Incidents like that are not exactly common in Mumbai. But the remarkable thing is that they occur at all in a city of 21 million people. A population of 45 or so free-ranging leopards lives in and around the park, which is roughly 30 times the size of New York City’s Central Park. They mostly leave people alone, targeting deer, street dogs, pigs, and other comparatively easy prey. (Security camera videos have caught leopards cornering a dog in a apartment lobby or being run off by a dog on a city street.) Astonishingly, people generally leave the leopards alone, angrily demanding their removal only after a leopard attacks or kills a person. From 2013 to this year so far, leopards have killed two people in the city, and injured 26 others. Imagine the tabloid headlines and the public outcry that would cause in New York City. But that total is down from a dozen deaths in the previous five years.
Working on a story about leopards for National Geographic, I spent several days visiting with victims, or their families, around Mumbai. I was curious to know how they dealt with their loss, and with the continuing danger. I wondered what that might tell us at a time when predators and people are increasingly living side by side in urbanized areas everywhere.
Maroshi Pada was my first stop. As in other informal settlements, entire families live there in one or two-room shacks, neatly maintained but made of sticks plastered with mud, sheets of rusting metal, discarded plywood, and even cardboard. Vishnu Balu Kaparde, a brother-in-law of the woman found in the tree, came out and sat on the stoop to talk. He’s a tall, lean man with a full head of curly gray hair, dark skin, and a big, relaxed grin. A granddaughter sometimes sat in front of him, and another leaned in behind. A few weeks earlier, a camera trap just down the lane had caught a leopard resting on this stoop early in the morning, five minutes before Kaparde came out for his morning pee.

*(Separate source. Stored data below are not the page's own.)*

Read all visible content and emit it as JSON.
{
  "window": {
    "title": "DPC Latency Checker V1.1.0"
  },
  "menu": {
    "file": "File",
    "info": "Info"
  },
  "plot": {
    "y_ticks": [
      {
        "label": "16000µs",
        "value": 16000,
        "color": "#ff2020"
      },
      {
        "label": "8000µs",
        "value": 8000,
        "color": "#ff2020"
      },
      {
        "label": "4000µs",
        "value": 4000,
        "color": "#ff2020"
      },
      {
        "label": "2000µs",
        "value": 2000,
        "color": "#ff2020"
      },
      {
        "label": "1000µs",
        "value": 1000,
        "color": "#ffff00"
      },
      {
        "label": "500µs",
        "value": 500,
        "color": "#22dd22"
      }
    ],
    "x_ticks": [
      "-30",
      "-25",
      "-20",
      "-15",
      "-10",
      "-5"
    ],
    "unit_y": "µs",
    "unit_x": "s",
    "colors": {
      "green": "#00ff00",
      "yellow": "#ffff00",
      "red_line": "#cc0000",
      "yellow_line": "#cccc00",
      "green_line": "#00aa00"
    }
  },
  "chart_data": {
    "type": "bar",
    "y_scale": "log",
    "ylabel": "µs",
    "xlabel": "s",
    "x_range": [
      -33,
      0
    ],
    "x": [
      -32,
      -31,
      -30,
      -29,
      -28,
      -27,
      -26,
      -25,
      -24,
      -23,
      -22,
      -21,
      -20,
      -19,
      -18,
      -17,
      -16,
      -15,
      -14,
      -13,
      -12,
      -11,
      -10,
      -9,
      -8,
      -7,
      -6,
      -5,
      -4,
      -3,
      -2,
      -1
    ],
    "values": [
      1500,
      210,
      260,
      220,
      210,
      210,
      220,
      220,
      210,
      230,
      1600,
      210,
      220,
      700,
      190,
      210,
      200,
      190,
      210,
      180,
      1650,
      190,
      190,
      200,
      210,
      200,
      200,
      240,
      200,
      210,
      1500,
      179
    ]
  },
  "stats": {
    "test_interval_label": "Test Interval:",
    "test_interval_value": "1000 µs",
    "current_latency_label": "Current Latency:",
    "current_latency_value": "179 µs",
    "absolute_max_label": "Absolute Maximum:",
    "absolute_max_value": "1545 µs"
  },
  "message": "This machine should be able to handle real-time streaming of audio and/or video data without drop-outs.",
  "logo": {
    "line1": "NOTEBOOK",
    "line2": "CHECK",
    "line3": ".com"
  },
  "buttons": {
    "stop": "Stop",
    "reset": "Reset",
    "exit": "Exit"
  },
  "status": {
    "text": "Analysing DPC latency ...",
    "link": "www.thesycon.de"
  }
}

I asked if a leopard ever got into anyone’s house and he pointed across the narrow alley, to the livestock room on the side of a neighbor’s house, where fifteen pigeons had gradually dwindled until the lone survivor took the hint and departed. The local dogs seemed to be ganging up in self-defense against the leopards, he said, but the last of his three cats had vanished twelve days earlier. Chickens are also standard prey.
Kaparde, who works in Mumbai’s Film City (Bollywood), often walks home through the fields in the dark. He pointed with a laugh to the low porch ceiling where he has a selection of sticks stored to carry with him, to intimidate the leopards he routinely encounters. I asked if all this made him angry with the leopards, or with the park. “This is the leopard’s house,” he said, with complete acceptance. “He is a resident of this place.” I asked a granddaughter if she was afraid of the leopards and she answered with a sharp, shy nod, then slipped away.
The fear is of course innate. The unexpected tolerance is partly the result of long experience, and partly a product of workshops on living with leopards sponsored by the park and by local conservationists. “Before, people were very aggressive about leopards. If they saw a leopard it was a big disaster. It meant the leopard was going to attack them,” said Santosh Saste, then head of the park’s emergency response team. The workshops try to get across the message that removing leopards just opens up their territory for other, less-experienced leopards. Better to stick with the ones that already know how to navigate a humanized landscape.